Smartphones are problematic in a few ways. First, owning a smartphone contributes heavily to the amount of time that a person spends online; since most people carry their phones with them everywhere, information can be accessed at any time. No longer are people tethered to a desktop computer or even a laptop to access the Internet; instead, they can access it anywhere globally. However, in addition to being consistently available, smartphones provide other reasons for use to access sexually-explicit media. First, as previously stated, most people keep their smartphones on them all the time, meaning they do not have to share them with others. For people who do not want others to know what kind of content they have been accessing, this privacy can be extremely compelling.
Another aspect of privacy that the smartphone provides for the user is due to its size. A person must be standing relatively close behind the individual to see what is on the screen; these phones provide privacy that looking at a magazine or reading a book certainly do not provide. Carrying these phones around has also normalized the use of in-ear headphones, meaning that no one can hear what is being played on the phone if the media has audio or video, This makes it much easier for an individual to access sexually-explicit content on their phone in public without worrying that anyone is going to be able to see or hear what he or she is looking at.

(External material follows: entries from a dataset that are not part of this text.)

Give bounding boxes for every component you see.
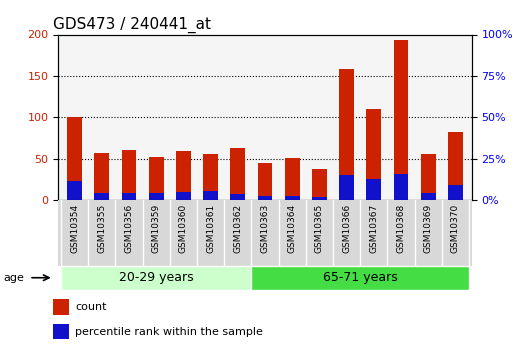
Text: GSM10356: GSM10356: [125, 203, 134, 253]
Text: count: count: [75, 302, 107, 312]
Bar: [366, 179, 381, 200]
Bar: [421, 154, 436, 200]
Text: GSM10364: GSM10364: [288, 203, 297, 253]
Bar: [176, 192, 191, 200]
Text: GSM10370: GSM10370: [451, 203, 460, 253]
Bar: [448, 185, 463, 200]
Bar: [393, 40, 409, 200]
Bar: [231, 194, 245, 200]
Bar: [176, 151, 191, 200]
Bar: [53, 299, 69, 315]
Text: 20-29 years: 20-29 years: [119, 271, 193, 284]
Bar: [393, 174, 409, 200]
Text: GSM10354: GSM10354: [70, 203, 79, 253]
Bar: [366, 109, 381, 200]
Bar: [448, 132, 463, 200]
Bar: [149, 157, 164, 200]
Text: GDS473 / 240441_at: GDS473 / 240441_at: [53, 17, 211, 33]
Bar: [53, 324, 69, 339]
Text: GSM10359: GSM10359: [152, 203, 161, 253]
Bar: [94, 153, 109, 200]
Text: GSM10361: GSM10361: [206, 203, 215, 253]
Bar: [285, 196, 299, 200]
Bar: [312, 197, 327, 200]
Text: GSM10368: GSM10368: [396, 203, 405, 253]
Bar: [203, 154, 218, 200]
Bar: [149, 193, 164, 200]
Text: percentile rank within the sample: percentile rank within the sample: [75, 327, 263, 337]
Text: GSM10363: GSM10363: [261, 203, 269, 253]
FancyBboxPatch shape: [251, 266, 469, 290]
Bar: [67, 181, 82, 200]
Bar: [421, 193, 436, 200]
Bar: [339, 69, 354, 200]
Text: GSM10355: GSM10355: [98, 203, 107, 253]
Text: GSM10366: GSM10366: [342, 203, 351, 253]
Bar: [285, 158, 299, 200]
Text: GSM10362: GSM10362: [233, 203, 242, 253]
Text: GSM10360: GSM10360: [179, 203, 188, 253]
FancyBboxPatch shape: [61, 266, 251, 290]
Bar: [203, 191, 218, 200]
Bar: [312, 169, 327, 200]
Text: 65-71 years: 65-71 years: [323, 271, 398, 284]
Bar: [258, 196, 272, 200]
Bar: [67, 117, 82, 200]
Bar: [231, 148, 245, 200]
Bar: [94, 194, 109, 200]
Bar: [339, 175, 354, 200]
Text: GSM10369: GSM10369: [423, 203, 432, 253]
Text: age: age: [3, 273, 24, 283]
Bar: [258, 163, 272, 200]
Bar: [121, 150, 137, 200]
Text: GSM10365: GSM10365: [315, 203, 324, 253]
Text: GSM10367: GSM10367: [369, 203, 378, 253]
Bar: [121, 193, 137, 200]
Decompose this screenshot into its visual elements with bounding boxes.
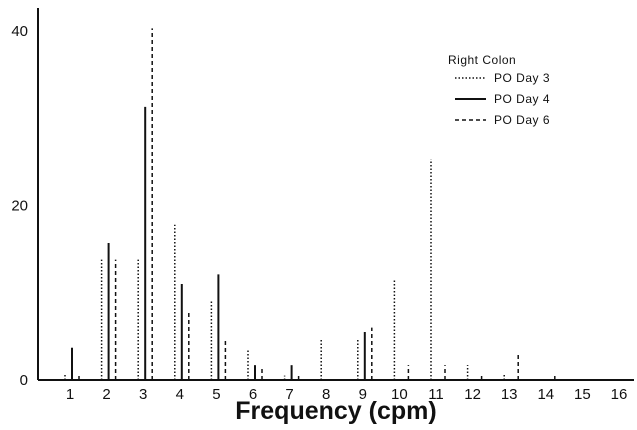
legend-title: Right Colon — [448, 53, 516, 67]
y-tick-label: 20 — [11, 198, 28, 215]
legend-label-po-day-4: PO Day 4 — [494, 92, 550, 106]
x-tick-label: 13 — [501, 386, 518, 403]
x-tick-label: 4 — [176, 386, 184, 403]
x-axis-label: Frequency (cpm) — [235, 397, 436, 425]
x-tick-label: 12 — [464, 386, 481, 403]
x-tick-label: 14 — [537, 386, 554, 403]
y-tick-label: 0 — [20, 372, 28, 389]
x-tick-label: 15 — [574, 386, 591, 403]
x-tick-label: 8 — [322, 386, 330, 403]
legend: Right Colon PO Day 3 PO Day 4 PO Day 6 — [448, 53, 550, 127]
x-tick-label: 3 — [139, 386, 147, 403]
x-tick-label: 2 — [102, 386, 110, 403]
x-tick-label: 6 — [249, 386, 257, 403]
x-tick-label: 5 — [212, 386, 220, 403]
y-tick-labels: 0 20 40 — [11, 23, 28, 389]
legend-label-po-day-3: PO Day 3 — [494, 71, 550, 85]
legend-label-po-day-6: PO Day 6 — [494, 113, 550, 127]
x-tick-label: 7 — [285, 386, 293, 403]
x-tick-labels: 1 2 3 4 5 6 7 8 9 10 11 12 13 14 15 16 — [66, 386, 628, 403]
x-tick-label: 1 — [66, 386, 74, 403]
x-tick-label: 9 — [359, 386, 367, 403]
x-tick-label: 10 — [391, 386, 408, 403]
x-tick-label: 11 — [428, 386, 444, 403]
bar-series — [64, 28, 556, 380]
x-tick-label: 16 — [611, 386, 628, 403]
y-tick-label: 40 — [11, 23, 28, 40]
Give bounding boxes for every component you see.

The Internet has also changed the mass media industry. Pornography has become a huge money-making venture, and a s a result, porn movies have become acceptable in the movie industry. Movies that contain sex and sexuality are readily available for anyone to buy; even with a rating of R, it is easy for people of any age to watch any movie that they wish to see. All these changes indicate that the outlook of sex has changed significantly in the modern world.
The last issue that has been heavily media-influenced in the past few decades is the issue of gay marriage. Gay marriage was not an issue in traditional society, but it is becoming more accepted by societies around the world. In some societies, gay marriage is now legally recognized, and this is due in large part to the changing media attitudes on homosexuality, along with the general liberalization of the masses that occurs over time.
Sexuality has evolved considerably in its conception by the media. The way sex is perceived in the modern world is quite different from how it was perceived in the past, but this is not to say that the changes that have been made are not good, nor that they are bad; change is inevitable, particularly when it comes to sexuality, sexual perception and identity. The media has played a big role in the transformation of the perceptions of sexuality in the culture as a whole.